I am asking a general question for an elderly neighbor. She is currently widowed and collecting her deceased husband's benefit. We were discussing finances when I brought up that I was collecting a spousal benefit in addition to my own because I didn't work for many years while raising children. She told me that she never knew of a spousal benefit and even though she didn't work for many years she only collected her own benefit while her husband was living. I'm wondering if she was underpaid for those years while her husband was living, only getting her own benefit when she should have also collected a spousal benefit. If so, would Social Security correct this error and pay her any due back payment of spousal benefits? It has been several years since her husband passed. If Social Security would pay the back benefits I would help her go to the Social Security office to start the process as she is on a very tight budget and any back payment would help her tremendously.
Thank you in advance for any information you can provide.

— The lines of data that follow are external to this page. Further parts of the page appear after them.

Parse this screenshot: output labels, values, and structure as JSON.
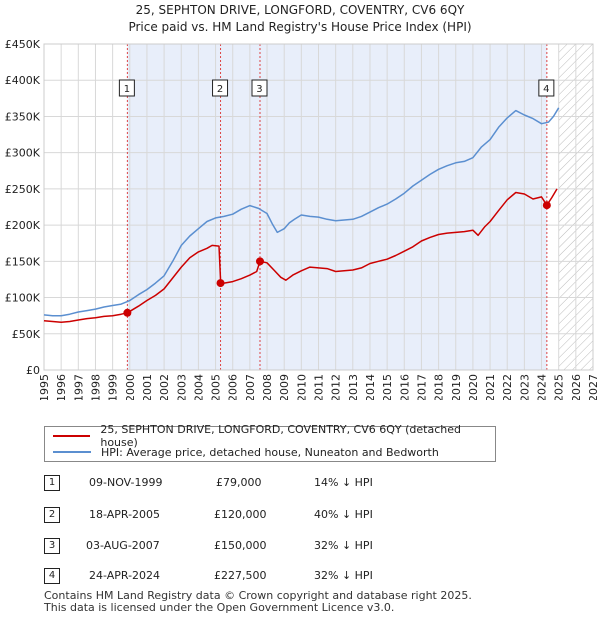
{
  "chart_data": {
    "type": "line",
    "title": "25, SEPHTON DRIVE, LONGFORD, COVENTRY, CV6 6QY",
    "subtitle": "Price paid vs. HM Land Registry's House Price Index (HPI)",
    "xlabel": "",
    "ylabel": "",
    "xlim": [
      1995,
      2027
    ],
    "ylim": [
      0,
      450000
    ],
    "x_ticks": [
      "1995",
      "1996",
      "1997",
      "1998",
      "1999",
      "2000",
      "2001",
      "2002",
      "2003",
      "2004",
      "2005",
      "2006",
      "2007",
      "2008",
      "2009",
      "2010",
      "2011",
      "2012",
      "2013",
      "2014",
      "2015",
      "2016",
      "2017",
      "2018",
      "2019",
      "2020",
      "2021",
      "2022",
      "2023",
      "2024",
      "2025",
      "2026",
      "2027"
    ],
    "y_ticks": [
      {
        "v": 0,
        "label": "£0"
      },
      {
        "v": 50000,
        "label": "£50K"
      },
      {
        "v": 100000,
        "label": "£100K"
      },
      {
        "v": 150000,
        "label": "£150K"
      },
      {
        "v": 200000,
        "label": "£200K"
      },
      {
        "v": 250000,
        "label": "£250K"
      },
      {
        "v": 300000,
        "label": "£300K"
      },
      {
        "v": 350000,
        "label": "£350K"
      },
      {
        "v": 400000,
        "label": "£400K"
      },
      {
        "v": 450000,
        "label": "£450K"
      }
    ],
    "shaded_range": [
      1999.86,
      2024.31
    ],
    "forecast_from": 2025.0,
    "series": [
      {
        "name": "25, SEPHTON DRIVE, LONGFORD, COVENTRY, CV6 6QY (detached house)",
        "color": "#cc0000",
        "x": [
          1995,
          1995.5,
          1996,
          1996.5,
          1997,
          1997.5,
          1998,
          1998.5,
          1999,
          1999.5,
          1999.86,
          2000.5,
          2001,
          2001.5,
          2002,
          2002.5,
          2003,
          2003.5,
          2004,
          2004.5,
          2004.8,
          2005.2,
          2005.3,
          2005.5,
          2006,
          2006.5,
          2007,
          2007.4,
          2007.59,
          2008,
          2008.4,
          2008.8,
          2009.1,
          2009.5,
          2010,
          2010.5,
          2011,
          2011.5,
          2012,
          2012.5,
          2013,
          2013.5,
          2014,
          2014.5,
          2015,
          2015.5,
          2016,
          2016.5,
          2017,
          2017.5,
          2018,
          2018.5,
          2019,
          2019.5,
          2020,
          2020.3,
          2020.7,
          2021,
          2021.5,
          2022,
          2022.5,
          2023,
          2023.5,
          2024,
          2024.31,
          2024.6,
          2024.9
        ],
        "y": [
          68000,
          67000,
          66000,
          67000,
          69000,
          71000,
          72000,
          74000,
          75000,
          77000,
          79000,
          88000,
          96000,
          103000,
          112000,
          127000,
          142000,
          155000,
          163000,
          168000,
          172000,
          171000,
          120000,
          120000,
          122000,
          126000,
          131000,
          136000,
          150000,
          148000,
          138000,
          128000,
          124000,
          131000,
          137000,
          142000,
          141000,
          140000,
          136000,
          137000,
          138000,
          141000,
          147000,
          150000,
          153000,
          158000,
          164000,
          170000,
          178000,
          183000,
          187000,
          189000,
          190000,
          191000,
          193000,
          186000,
          198000,
          205000,
          220000,
          235000,
          245000,
          243000,
          236000,
          239000,
          227500,
          238000,
          250000
        ]
      },
      {
        "name": "HPI: Average price, detached house, Nuneaton and Bedworth",
        "color": "#5b8fd0",
        "x": [
          1995,
          1995.5,
          1996,
          1996.5,
          1997,
          1997.5,
          1998,
          1998.5,
          1999,
          1999.5,
          2000,
          2000.5,
          2001,
          2001.5,
          2002,
          2002.5,
          2003,
          2003.5,
          2004,
          2004.5,
          2005,
          2005.5,
          2006,
          2006.5,
          2007,
          2007.5,
          2008,
          2008.3,
          2008.6,
          2009,
          2009.3,
          2009.6,
          2010,
          2010.5,
          2011,
          2011.5,
          2012,
          2012.5,
          2013,
          2013.5,
          2014,
          2014.5,
          2015,
          2015.5,
          2016,
          2016.5,
          2017,
          2017.5,
          2018,
          2018.5,
          2019,
          2019.5,
          2020,
          2020.5,
          2021,
          2021.5,
          2022,
          2022.5,
          2023,
          2023.5,
          2024,
          2024.4,
          2024.7,
          2025
        ],
        "y": [
          76000,
          75000,
          75000,
          77000,
          80000,
          82000,
          84000,
          87000,
          89000,
          91000,
          96000,
          104000,
          111000,
          120000,
          130000,
          150000,
          172000,
          185000,
          195000,
          205000,
          210000,
          212000,
          215000,
          222000,
          227000,
          223000,
          216000,
          202000,
          190000,
          195000,
          203000,
          208000,
          214000,
          212000,
          211000,
          208000,
          206000,
          207000,
          208000,
          212000,
          218000,
          224000,
          229000,
          236000,
          244000,
          254000,
          262000,
          270000,
          277000,
          282000,
          286000,
          288000,
          293000,
          308000,
          318000,
          335000,
          348000,
          358000,
          352000,
          347000,
          340000,
          342000,
          350000,
          362000
        ]
      }
    ],
    "sales": [
      {
        "num": "1",
        "date": "09-NOV-1999",
        "x": 1999.86,
        "price": 79000,
        "price_label": "£79,000",
        "pct": "14% ↓ HPI"
      },
      {
        "num": "2",
        "date": "18-APR-2005",
        "x": 2005.29,
        "price": 120000,
        "price_label": "£120,000",
        "pct": "40% ↓ HPI"
      },
      {
        "num": "3",
        "date": "03-AUG-2007",
        "x": 2007.59,
        "price": 150000,
        "price_label": "£150,000",
        "pct": "32% ↓ HPI"
      },
      {
        "num": "4",
        "date": "24-APR-2024",
        "x": 2024.31,
        "price": 227500,
        "price_label": "£227,500",
        "pct": "32% ↓ HPI"
      }
    ]
  },
  "legend": {
    "property": "25, SEPHTON DRIVE, LONGFORD, COVENTRY, CV6 6QY (detached house)",
    "hpi": "HPI: Average price, detached house, Nuneaton and Bedworth"
  },
  "footer": {
    "line1": "Contains HM Land Registry data © Crown copyright and database right 2025.",
    "line2": "This data is licensed under the Open Government Licence v3.0."
  },
  "colors": {
    "property": "#cc0000",
    "hpi": "#5b8fd0",
    "shade": "#e8eefa",
    "grid": "#d8d8d8"
  }
}
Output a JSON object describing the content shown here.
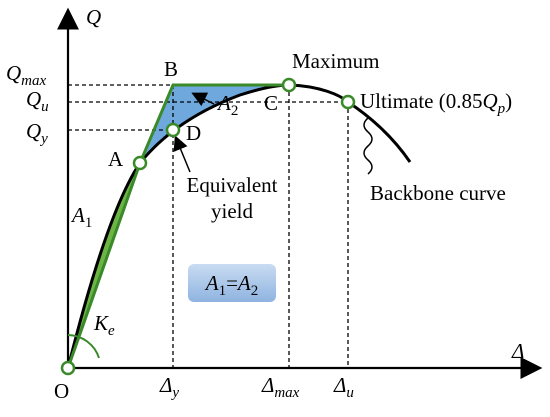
{
  "axes": {
    "y_label": "Q",
    "x_label": "Δ",
    "origin": "O"
  },
  "y_ticks": [
    {
      "symbol": "Q",
      "sub": "max"
    },
    {
      "symbol": "Q",
      "sub": "u"
    },
    {
      "symbol": "Q",
      "sub": "y"
    }
  ],
  "x_ticks": [
    {
      "symbol": "Δ",
      "sub": "y"
    },
    {
      "symbol": "Δ",
      "sub": "max"
    },
    {
      "symbol": "Δ",
      "sub": "u"
    }
  ],
  "points": {
    "a": "A",
    "b": "B",
    "c": "C",
    "d": "D",
    "maximum": "Maximum"
  },
  "ultimate": {
    "prefix": "Ultimate (0.85",
    "symbol": "Q",
    "sub": "p",
    "suffix": ")"
  },
  "areas": {
    "a1": {
      "symbol": "A",
      "sub": "1"
    },
    "a2": {
      "symbol": "A",
      "sub": "2"
    }
  },
  "stiffness": {
    "symbol": "K",
    "sub": "e"
  },
  "equivalent_yield": [
    "Equivalent",
    "yield"
  ],
  "backbone": "Backbone curve",
  "equation": {
    "left": "A",
    "left_sub": "1",
    "eq": "=",
    "right": "A",
    "right_sub": "2"
  }
}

Your neighbor would only have qualified for spousal benefits if 50% of her husband's full retirement age rate (PIA) was higher than her own full retirement age rate when her husband was still living.

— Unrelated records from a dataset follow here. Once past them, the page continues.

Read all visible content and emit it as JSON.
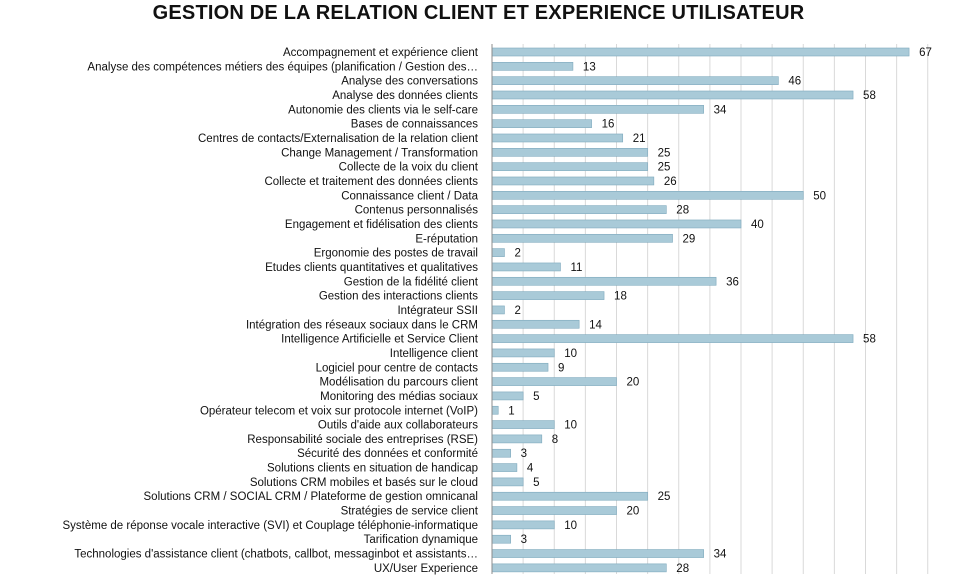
{
  "chart_data": {
    "type": "bar",
    "orientation": "horizontal",
    "title": "GESTION DE LA RELATION CLIENT ET EXPERIENCE UTILISATEUR",
    "xlabel": "",
    "ylabel": "",
    "xlim": [
      0,
      70
    ],
    "grid": true,
    "legend": "none",
    "bar_color": "#a9cad8",
    "categories": [
      "Accompagnement et expérience client",
      "Analyse des compétences métiers des équipes (planification / Gestion des…",
      "Analyse des conversations",
      "Analyse des données clients",
      "Autonomie des clients via le self-care",
      "Bases de connaissances",
      "Centres de contacts/Externalisation de la relation client",
      "Change Management / Transformation",
      "Collecte de la voix du client",
      "Collecte et traitement des données clients",
      "Connaissance client / Data",
      "Contenus personnalisés",
      "Engagement et fidélisation des clients",
      "E-réputation",
      "Ergonomie des postes de travail",
      "Etudes clients quantitatives et qualitatives",
      "Gestion de la fidélité client",
      "Gestion des interactions clients",
      "Intégrateur SSII",
      "Intégration des réseaux sociaux dans le CRM",
      "Intelligence Artificielle et Service Client",
      "Intelligence client",
      "Logiciel pour centre de contacts",
      "Modélisation du parcours client",
      "Monitoring des médias sociaux",
      "Opérateur telecom et voix sur protocole internet (VoIP)",
      "Outils d'aide aux collaborateurs",
      "Responsabilité sociale des entreprises (RSE)",
      "Sécurité des données et conformité",
      "Solutions clients en situation de handicap",
      "Solutions CRM mobiles et basés sur le cloud",
      "Solutions CRM / SOCIAL CRM / Plateforme de gestion omnicanal",
      "Stratégies de service client",
      "Système de réponse vocale interactive (SVI) et Couplage téléphonie-informatique",
      "Tarification dynamique",
      "Technologies d'assistance client (chatbots, callbot, messaginbot et assistants…",
      "UX/User Experience"
    ],
    "values": [
      67,
      13,
      46,
      58,
      34,
      16,
      21,
      25,
      25,
      26,
      50,
      28,
      40,
      29,
      2,
      11,
      36,
      18,
      2,
      14,
      58,
      10,
      9,
      20,
      5,
      1,
      10,
      8,
      3,
      4,
      5,
      25,
      20,
      10,
      3,
      34,
      28
    ]
  }
}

For example, say Mary is drawing full retirement benefits on her own record in the amount of $1000. Mary's husband would then have to be receiving his benefits and have a full retirement age rate of more than $2000 in order for Mary to potentially qualify for spousal benefits.

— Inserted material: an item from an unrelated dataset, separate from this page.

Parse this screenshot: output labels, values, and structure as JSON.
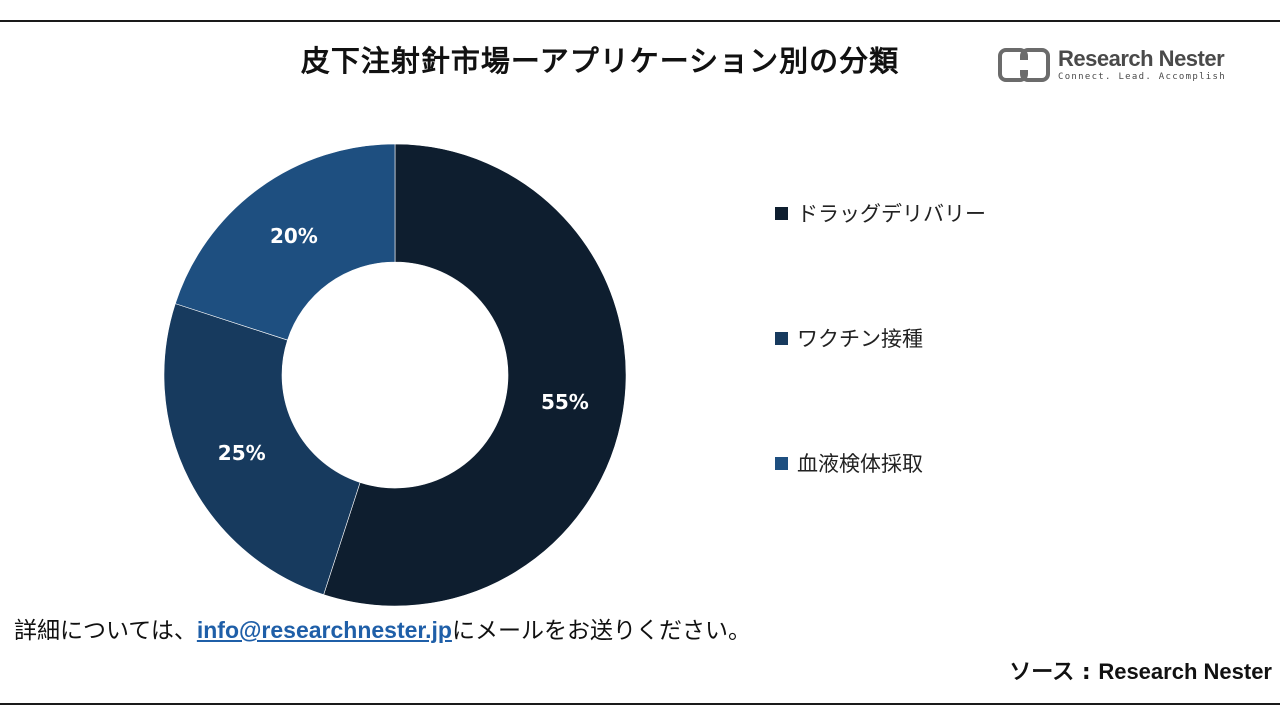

Obviously I don't have enough information about your neighbors case to know if she could have qualified for spousal benefits, but even if she did it's unlikely that she could claim them at this point in time. When you file for benefits after full retirement age, you can normally claim benefits for no more than 6 months prior to the month that you file your application. Therefore, the only way that your neighbor could be paid spousal benefits dating back to when her husband was living is if there was some sort of protective filing date or open application involved.
For example, say Mary's husband was drawing his full retirement age benefit rate of $2400 when Mary filed for her full retirement age rate of $1000. Mary would be eligible for an excess spousal benefit of $200 in this example (i.e. $2400/2 - $1000), but if she failed to file for spousal benefits due to some oversight it's possible that the spousal benefits would never have been paid. However, if the error was later discovered, Mary could still claim any back pay due because her application for retirement benefits would have also been considered as an open application for spousal benefits.
Frankly, though, oversights such as the one described in the example above very rarely occur, so it's probably unlikely that something like that would apply in your neighbor's case. Before going to a lot of trouble, your neighbor might want to first call Social Security and ask them for the amounts of her own PIA (primary insurance amount) and her husband's PIA. If her own PIA is more than half as much as her husband's PIA, that would almost certainly rule out the possibility of your neighbor qualifying for any retroactive spousal benefits.